A one-time high-dose intraperitoneal injection of STZ (200 mg/kg), which is a classic method for modeling type I diabetes, was applied to rapidly damage pancreatic islet cells in this study. The DN model was established by measuring the changes in the FBG and body weight. The FBG of HC mice remained in the range of 6.3 ± 0.9 mmol/L; but increased to 18.5 ± 2.2 mmol/L at the third days after STZ injection. Diabetes was defined as FBG ≥ 15 mmol/L. FBG increased with the progression of disease and ultimately reached at the level of 23.9 ± 1.7 mmol/L. The body weight decreased markedly and was about 17.5 ± 1.2 g (24.5 ± 1.6 g in HC group), which was mainly caused by the large loss of glucose and protein through the kidneys after 5 weeks STZ injection (Figure S7), indicating that diabetes had deteriorated into DN stage [30, 31].

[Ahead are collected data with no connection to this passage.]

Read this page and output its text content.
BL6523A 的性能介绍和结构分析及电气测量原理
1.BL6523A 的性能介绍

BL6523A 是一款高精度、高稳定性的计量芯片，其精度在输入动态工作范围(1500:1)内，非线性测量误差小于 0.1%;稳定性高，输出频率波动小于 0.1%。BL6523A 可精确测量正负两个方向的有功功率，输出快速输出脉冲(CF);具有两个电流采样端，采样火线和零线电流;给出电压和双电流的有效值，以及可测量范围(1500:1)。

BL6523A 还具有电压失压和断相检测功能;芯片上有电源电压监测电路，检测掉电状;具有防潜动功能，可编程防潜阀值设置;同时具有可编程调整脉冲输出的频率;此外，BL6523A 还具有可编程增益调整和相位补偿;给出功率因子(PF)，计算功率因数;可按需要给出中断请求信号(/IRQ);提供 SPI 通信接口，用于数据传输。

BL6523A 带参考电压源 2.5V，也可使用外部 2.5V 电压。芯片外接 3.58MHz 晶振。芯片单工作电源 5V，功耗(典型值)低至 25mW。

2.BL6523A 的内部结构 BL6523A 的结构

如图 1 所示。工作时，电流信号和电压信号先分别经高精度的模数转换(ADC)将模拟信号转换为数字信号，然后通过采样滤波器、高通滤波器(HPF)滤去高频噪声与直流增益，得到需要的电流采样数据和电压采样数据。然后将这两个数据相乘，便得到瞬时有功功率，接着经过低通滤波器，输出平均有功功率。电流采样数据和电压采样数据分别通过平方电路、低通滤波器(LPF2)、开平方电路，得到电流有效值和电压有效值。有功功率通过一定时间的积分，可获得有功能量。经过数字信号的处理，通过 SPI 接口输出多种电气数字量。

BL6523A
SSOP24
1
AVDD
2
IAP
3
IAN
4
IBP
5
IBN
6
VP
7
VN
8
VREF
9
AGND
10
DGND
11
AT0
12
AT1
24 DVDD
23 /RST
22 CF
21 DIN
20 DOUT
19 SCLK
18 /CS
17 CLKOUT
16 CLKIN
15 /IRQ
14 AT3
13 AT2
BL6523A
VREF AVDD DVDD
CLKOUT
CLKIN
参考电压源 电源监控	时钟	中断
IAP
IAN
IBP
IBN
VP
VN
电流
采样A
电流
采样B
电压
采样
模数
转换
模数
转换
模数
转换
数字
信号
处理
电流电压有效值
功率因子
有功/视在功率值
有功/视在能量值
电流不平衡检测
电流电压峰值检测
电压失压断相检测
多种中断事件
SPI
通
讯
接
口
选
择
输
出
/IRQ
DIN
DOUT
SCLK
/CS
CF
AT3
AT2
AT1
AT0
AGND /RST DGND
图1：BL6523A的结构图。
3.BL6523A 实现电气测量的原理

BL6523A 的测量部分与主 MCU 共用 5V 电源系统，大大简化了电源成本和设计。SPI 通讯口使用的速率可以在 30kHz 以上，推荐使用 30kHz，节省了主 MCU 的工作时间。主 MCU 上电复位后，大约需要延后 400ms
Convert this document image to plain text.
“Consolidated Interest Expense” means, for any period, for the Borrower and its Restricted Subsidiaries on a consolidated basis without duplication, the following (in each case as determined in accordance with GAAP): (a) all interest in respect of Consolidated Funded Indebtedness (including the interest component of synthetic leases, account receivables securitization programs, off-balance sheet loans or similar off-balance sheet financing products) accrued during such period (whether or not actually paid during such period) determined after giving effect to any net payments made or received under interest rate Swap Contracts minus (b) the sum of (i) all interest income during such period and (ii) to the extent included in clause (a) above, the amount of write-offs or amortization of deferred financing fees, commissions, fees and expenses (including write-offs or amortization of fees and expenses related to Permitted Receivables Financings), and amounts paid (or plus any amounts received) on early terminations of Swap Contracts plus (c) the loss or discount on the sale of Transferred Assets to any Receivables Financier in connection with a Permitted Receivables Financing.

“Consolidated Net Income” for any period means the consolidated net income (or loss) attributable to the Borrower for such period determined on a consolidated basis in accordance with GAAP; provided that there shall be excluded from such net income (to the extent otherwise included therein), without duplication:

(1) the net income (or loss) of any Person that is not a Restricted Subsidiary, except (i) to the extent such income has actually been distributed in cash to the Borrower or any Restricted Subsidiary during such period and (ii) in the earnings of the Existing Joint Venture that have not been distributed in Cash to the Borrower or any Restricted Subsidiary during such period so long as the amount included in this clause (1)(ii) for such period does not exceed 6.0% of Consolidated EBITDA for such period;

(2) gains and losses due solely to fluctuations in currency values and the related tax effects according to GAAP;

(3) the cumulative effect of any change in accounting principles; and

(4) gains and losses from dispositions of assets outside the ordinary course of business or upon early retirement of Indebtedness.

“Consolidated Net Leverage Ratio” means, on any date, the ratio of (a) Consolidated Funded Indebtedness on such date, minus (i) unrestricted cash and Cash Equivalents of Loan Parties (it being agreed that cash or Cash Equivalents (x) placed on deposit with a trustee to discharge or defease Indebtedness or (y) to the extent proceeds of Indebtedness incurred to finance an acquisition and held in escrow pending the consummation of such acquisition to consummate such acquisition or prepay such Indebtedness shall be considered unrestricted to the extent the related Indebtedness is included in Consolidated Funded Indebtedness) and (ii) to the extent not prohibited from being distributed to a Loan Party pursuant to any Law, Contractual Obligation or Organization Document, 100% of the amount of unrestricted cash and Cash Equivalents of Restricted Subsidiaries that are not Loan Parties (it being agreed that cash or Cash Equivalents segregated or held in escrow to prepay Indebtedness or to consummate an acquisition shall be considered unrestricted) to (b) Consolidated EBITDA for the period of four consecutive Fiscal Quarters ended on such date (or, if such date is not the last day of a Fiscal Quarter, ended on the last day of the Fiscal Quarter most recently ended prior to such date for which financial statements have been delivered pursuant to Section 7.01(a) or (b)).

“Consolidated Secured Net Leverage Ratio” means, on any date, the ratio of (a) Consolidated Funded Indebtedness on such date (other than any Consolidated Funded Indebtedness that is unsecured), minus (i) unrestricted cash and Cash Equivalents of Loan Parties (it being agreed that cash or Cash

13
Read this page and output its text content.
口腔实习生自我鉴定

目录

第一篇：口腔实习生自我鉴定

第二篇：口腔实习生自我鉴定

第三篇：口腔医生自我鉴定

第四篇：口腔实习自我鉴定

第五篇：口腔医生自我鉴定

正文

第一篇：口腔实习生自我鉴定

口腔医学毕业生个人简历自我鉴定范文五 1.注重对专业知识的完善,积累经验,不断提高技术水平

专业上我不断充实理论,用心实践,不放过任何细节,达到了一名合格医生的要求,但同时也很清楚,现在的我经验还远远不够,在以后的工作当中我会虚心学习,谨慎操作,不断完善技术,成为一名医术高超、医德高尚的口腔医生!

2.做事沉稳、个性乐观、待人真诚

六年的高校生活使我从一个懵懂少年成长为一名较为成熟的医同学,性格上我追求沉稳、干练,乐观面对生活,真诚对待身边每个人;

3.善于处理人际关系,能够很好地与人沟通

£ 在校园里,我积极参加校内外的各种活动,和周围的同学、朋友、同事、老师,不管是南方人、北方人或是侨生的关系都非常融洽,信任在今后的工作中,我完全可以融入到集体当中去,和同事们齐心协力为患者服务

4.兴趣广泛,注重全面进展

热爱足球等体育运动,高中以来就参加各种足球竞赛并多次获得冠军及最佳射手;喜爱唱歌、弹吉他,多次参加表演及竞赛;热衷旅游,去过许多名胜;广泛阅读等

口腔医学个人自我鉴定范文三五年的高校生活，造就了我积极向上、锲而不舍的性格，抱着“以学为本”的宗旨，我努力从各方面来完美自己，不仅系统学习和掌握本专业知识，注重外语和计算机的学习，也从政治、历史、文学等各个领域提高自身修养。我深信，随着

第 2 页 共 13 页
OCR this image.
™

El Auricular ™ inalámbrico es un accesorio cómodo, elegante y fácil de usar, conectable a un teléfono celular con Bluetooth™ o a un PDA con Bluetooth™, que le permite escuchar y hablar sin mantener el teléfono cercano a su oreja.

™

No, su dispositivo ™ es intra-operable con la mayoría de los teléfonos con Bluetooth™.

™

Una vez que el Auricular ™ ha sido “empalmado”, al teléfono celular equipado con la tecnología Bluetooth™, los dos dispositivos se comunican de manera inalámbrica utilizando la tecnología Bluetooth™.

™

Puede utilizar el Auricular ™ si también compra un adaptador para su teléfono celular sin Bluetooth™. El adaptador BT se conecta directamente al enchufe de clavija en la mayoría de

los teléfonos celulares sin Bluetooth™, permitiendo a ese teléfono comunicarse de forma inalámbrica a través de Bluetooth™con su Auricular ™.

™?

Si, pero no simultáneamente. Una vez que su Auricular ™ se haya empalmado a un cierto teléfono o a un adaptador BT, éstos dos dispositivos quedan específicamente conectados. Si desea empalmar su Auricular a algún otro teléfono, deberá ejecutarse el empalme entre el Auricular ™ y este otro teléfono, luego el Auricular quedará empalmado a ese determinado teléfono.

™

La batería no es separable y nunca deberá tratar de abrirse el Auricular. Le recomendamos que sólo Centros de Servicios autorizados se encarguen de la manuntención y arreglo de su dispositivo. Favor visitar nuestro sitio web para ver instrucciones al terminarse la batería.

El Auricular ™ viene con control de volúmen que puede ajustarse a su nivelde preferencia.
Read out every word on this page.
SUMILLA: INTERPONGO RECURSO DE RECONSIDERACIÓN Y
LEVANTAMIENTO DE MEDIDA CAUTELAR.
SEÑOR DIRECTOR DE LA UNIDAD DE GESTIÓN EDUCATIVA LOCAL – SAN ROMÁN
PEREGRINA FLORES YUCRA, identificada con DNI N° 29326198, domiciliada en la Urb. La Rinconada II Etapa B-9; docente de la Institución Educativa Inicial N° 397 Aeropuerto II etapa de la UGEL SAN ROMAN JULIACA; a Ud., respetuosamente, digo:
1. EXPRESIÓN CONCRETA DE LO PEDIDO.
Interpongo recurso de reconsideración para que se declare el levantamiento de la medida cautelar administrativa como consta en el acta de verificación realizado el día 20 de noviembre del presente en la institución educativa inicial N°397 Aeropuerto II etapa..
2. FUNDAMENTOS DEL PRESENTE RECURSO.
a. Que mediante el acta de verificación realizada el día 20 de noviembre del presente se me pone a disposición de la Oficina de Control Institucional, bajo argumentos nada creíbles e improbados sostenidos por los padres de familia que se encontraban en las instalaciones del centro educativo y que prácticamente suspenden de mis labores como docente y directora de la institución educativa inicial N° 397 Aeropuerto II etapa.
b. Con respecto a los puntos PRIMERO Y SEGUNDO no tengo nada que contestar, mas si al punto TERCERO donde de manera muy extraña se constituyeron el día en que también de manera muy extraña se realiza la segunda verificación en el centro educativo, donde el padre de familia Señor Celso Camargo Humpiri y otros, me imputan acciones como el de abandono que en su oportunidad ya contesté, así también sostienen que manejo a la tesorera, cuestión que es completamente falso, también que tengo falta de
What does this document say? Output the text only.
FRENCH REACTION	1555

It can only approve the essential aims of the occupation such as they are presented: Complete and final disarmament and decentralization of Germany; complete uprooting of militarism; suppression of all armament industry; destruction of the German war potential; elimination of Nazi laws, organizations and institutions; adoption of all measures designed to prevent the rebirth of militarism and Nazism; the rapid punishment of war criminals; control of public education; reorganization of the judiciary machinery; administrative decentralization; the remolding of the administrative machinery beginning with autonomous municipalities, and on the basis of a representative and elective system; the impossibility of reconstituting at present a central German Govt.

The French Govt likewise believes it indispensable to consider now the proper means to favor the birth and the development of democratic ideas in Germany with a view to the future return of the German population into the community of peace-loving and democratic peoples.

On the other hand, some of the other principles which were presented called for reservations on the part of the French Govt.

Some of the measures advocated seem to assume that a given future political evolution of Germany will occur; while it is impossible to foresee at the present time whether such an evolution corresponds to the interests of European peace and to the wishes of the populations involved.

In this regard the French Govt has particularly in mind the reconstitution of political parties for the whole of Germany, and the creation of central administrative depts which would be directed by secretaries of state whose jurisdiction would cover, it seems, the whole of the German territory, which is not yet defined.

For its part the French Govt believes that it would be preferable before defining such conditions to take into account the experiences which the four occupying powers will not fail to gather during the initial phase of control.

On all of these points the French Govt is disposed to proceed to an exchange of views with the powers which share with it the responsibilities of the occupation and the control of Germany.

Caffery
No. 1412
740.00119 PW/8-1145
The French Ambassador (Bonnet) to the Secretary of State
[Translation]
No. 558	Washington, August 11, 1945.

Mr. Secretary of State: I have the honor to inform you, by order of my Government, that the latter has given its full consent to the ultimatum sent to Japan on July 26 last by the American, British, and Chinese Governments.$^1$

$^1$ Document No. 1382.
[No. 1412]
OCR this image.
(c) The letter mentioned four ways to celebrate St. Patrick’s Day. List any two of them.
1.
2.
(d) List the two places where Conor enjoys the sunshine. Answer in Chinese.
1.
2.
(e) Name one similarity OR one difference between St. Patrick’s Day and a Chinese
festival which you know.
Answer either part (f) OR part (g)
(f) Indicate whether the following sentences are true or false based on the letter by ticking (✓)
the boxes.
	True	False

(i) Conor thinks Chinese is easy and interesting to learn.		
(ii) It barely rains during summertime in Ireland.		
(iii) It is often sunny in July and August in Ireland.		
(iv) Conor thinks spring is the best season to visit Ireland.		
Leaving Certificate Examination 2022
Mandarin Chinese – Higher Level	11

Upon injection into the bloodstream, nanoparticles were immediately surrounded by blood components, and the in vitro stability of the nanoparticles were challenging by the strong frictional force between blood and endothelium wall, protein adsorption and wall-shear stress [42, 43]. Shear-stress-produced drag forces and serum protein in vascular narrowing was found to induce disassembly of microscale nanoparticles and vesicles. We hypothesized that blood components and other stress might together ruin the core-shell structure and thus facilitate KLPPR dissociation. This role was also assessed using FRET. The blood microvessels in the abdomen skin were imaged for FRET fluorescence at 710 nm excited at 640 nm and the corresponding fluorescence spectra of the bloodstream were recorded using confocal microscopy (Figure 5, A0-A4 and B). At 5 min post-injection of KLPPRFRET, the FRET fluorescence of the blood was clearly visible, became slight weaker after 30 min and gradually dimmed out thereafter (Figure 5, A0-A4). The FRET ratio (R) was 0.75 at 5 min and maintained above 0.71 with a strong FRET peak within 60 min, and then decreased to 0.63 at 180 min. However, the degree of KLPPR was still above 75% at 180 min, indicating the good in vivo stability of KLPPR (Figure 5, B and C).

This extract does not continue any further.